Federal Reserve director Milan urges interest rate cut in December: 50 basis points most appropriate.

The Federal Reserve Board Governor Stephen Miran advocated for further interest rate cuts on Monday, November 10th, in order to ward off potential economic slowdown risks.

In an interview with CNBC, Miran pointed out that higher-than-expected inflation data and continued signs of weakness in the job market indicate that a third interest rate cut of the year should be made in December. He urged for a 50-basis-point cut at the Federal Open Market Committee (FOMC) meeting scheduled for December.

The Federal Reserve will hold its final FOMC meeting of the year on December 9th and 10th.

Despite the government shutdown leading to a lack of official economic data, Miran explained that “the latest inflation data received is better than expected, which suggests that taking a more gradual dovish stance compared to September is reasonable.”

Federal Reserve officials had forecasted in September that there would be three interest rate cuts this year, each cut being 0.25 percentage points.

Miran further noted, “The latest labor market data shows that the job market continues to develop along a gradually weakening trajectory.”

“At this stage, there is no definitive conclusion. Future data could change my decision-making direction,” Miran stated in the interview, “but if there is no new information forcing me to change predictions, based on the current outlook, I still believe a 50-basis-point rate cut is most appropriate – consistent with my past stance – but at least a 25-basis-point cut should be implemented.”

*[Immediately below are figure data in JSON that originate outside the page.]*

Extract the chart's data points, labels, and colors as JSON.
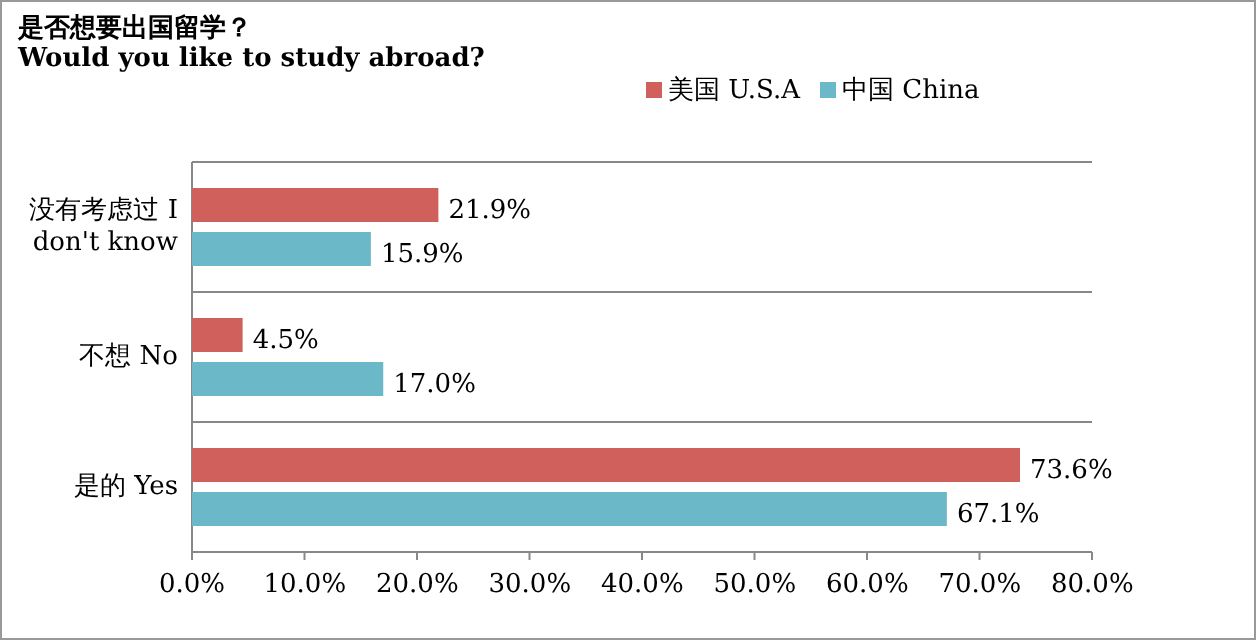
{
  "chart_data": {
    "type": "bar",
    "orientation": "horizontal",
    "title": "是否想要出国留学？",
    "subtitle": "Would you like to study abroad?",
    "categories": [
      "没有考虑过 I don't know",
      "不想  No",
      "是的  Yes"
    ],
    "series": [
      {
        "name": "美国  U.S.A",
        "color": "#d0605c",
        "values": [
          21.9,
          4.5,
          73.6
        ],
        "value_labels": [
          "21.9%",
          "4.5%",
          "73.6%"
        ]
      },
      {
        "name": "中国  China",
        "color": "#6bb8c8",
        "values": [
          15.9,
          17.0,
          67.1
        ],
        "value_labels": [
          "15.9%",
          "17.0%",
          "67.1%"
        ]
      }
    ],
    "xlim": [
      0,
      80
    ],
    "xticks": [
      {
        "value": 0,
        "label": "0.0%"
      },
      {
        "value": 10,
        "label": "10.0%"
      },
      {
        "value": 20,
        "label": "20.0%"
      },
      {
        "value": 30,
        "label": "30.0%"
      },
      {
        "value": 40,
        "label": "40.0%"
      },
      {
        "value": 50,
        "label": "50.0%"
      },
      {
        "value": 60,
        "label": "60.0%"
      },
      {
        "value": 70,
        "label": "70.0%"
      },
      {
        "value": 80,
        "label": "80.0%"
      }
    ],
    "grid": "y",
    "legend": "top right"
  }
}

The Federal Reserve cut interest rates by a quarter of a percentage point in both September and October. Miran advocated for more substantial rate cuts and thus voted against both of these rate cuts.

During the September vote, Miran did not receive support from other committee members.

In October, Kansas City Fed President Jeffrey Schmid also voted against, but Schmid favored keeping rates unchanged. Therefore, although both cast dissenting votes, Schmid and Miran held opposing positions.

This voting outcome highlights the continuing significant divergence within the committee regarding the pace of monetary policy.